Ministry Reflection Questions:

  1. What are the ways your ministry focus’ on each particular individual you serve?
  2. What are the ways your ministry acknowledges the particular gifts and preferences of staff members?
  3. Can you recall times when you had to choose between giving attention to an individual you serve or to running an effective and efficient group meeting or program? Which did you choose? What was the outcome? How do you feel about the choice now?


October 2020

For more reflections click here.

Reflection: Serving Others as Brothers and Sisters

September 2019

The centerpiece of our Franciscan ministry is the Gospel and its call to be disciples of Christ by serving others, especially the poor, the forgotten, and the marginalized. ~ Franciscan Leadership Guide

You probably know who painted at least one of these paintings, even though you may have never seen them before. How? What makes it obvious to you? Style, composition, colors. All these elements come together to reflect their creator.

St Francis understood that that is true of God too. As he looked upon creation, he saw in each person, rock, donkey, mountain and sunset, a reflection of their Creator. When Francis walked down the street, before he recognized someone by their name, Thomas, or their occupation, baker, or their socio-economic status, rich, he recognized them as God’s creation, just as you may have recognized one of these paintings by its creator.

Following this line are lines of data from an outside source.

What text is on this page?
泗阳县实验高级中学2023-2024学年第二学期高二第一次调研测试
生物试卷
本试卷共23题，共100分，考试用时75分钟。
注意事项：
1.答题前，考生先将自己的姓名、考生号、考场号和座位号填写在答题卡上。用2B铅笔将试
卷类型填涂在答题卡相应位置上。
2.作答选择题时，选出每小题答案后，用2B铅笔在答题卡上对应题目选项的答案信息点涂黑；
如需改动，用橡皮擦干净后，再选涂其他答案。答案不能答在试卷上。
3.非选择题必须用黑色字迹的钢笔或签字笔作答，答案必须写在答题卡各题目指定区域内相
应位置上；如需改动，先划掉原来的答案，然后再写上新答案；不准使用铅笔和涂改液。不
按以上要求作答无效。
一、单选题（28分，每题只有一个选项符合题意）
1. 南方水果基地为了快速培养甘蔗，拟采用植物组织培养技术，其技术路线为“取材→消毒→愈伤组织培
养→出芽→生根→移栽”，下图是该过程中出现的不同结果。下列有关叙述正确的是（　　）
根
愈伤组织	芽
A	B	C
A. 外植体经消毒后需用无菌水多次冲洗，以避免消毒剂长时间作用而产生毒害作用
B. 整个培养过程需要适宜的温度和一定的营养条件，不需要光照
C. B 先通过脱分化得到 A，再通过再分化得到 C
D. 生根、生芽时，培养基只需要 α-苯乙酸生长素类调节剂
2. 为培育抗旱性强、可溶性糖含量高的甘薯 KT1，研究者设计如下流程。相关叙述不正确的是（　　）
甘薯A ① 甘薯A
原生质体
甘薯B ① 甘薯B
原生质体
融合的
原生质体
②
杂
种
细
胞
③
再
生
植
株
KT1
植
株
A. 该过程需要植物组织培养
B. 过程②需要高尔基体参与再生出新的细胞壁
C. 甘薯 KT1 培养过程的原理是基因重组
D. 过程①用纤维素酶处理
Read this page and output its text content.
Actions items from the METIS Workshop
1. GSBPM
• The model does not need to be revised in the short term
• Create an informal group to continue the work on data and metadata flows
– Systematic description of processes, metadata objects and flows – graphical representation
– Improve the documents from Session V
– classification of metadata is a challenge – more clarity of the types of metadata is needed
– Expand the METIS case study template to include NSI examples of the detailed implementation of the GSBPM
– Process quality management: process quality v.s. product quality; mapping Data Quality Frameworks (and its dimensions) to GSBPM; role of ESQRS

He especially recognized God in the poor and forgotten and marginalized.

As creations of God, Francis realized that we are all brother and sister to one another. This idea of being family extended beyond humans. It included sister moon and brother sun; each mineral, animal and mountain is a brother or sister to us.

Francis understood God through the natural world – sometimes referred to as the “book of nature.” Another book that informed his understanding of God and our relationship with the poor, was the Gospels in the bible. At a time when many saw the poor or marginalized as “deserving” of their bad fortune, Francis saw each as brother or sister. He followed Christ’s example of touching the leper, serving the weak, consoling those in grief just as we would with any family member or relation.

Individual Reflection Questions:
Who do I see as brother and sister?
Do I know people who are poor, forgotten or disliked? How do I feel about them?
How does the gospel, and Jesus’ example of serving others, influence how I serve those on the margins?

Group Reflection Questions:
Who does our ministry serve as brother and sister?
Who don’t we serve or treat as brother and sister?
Does our ministry use both the book of nature and the books of the gospels to lead us?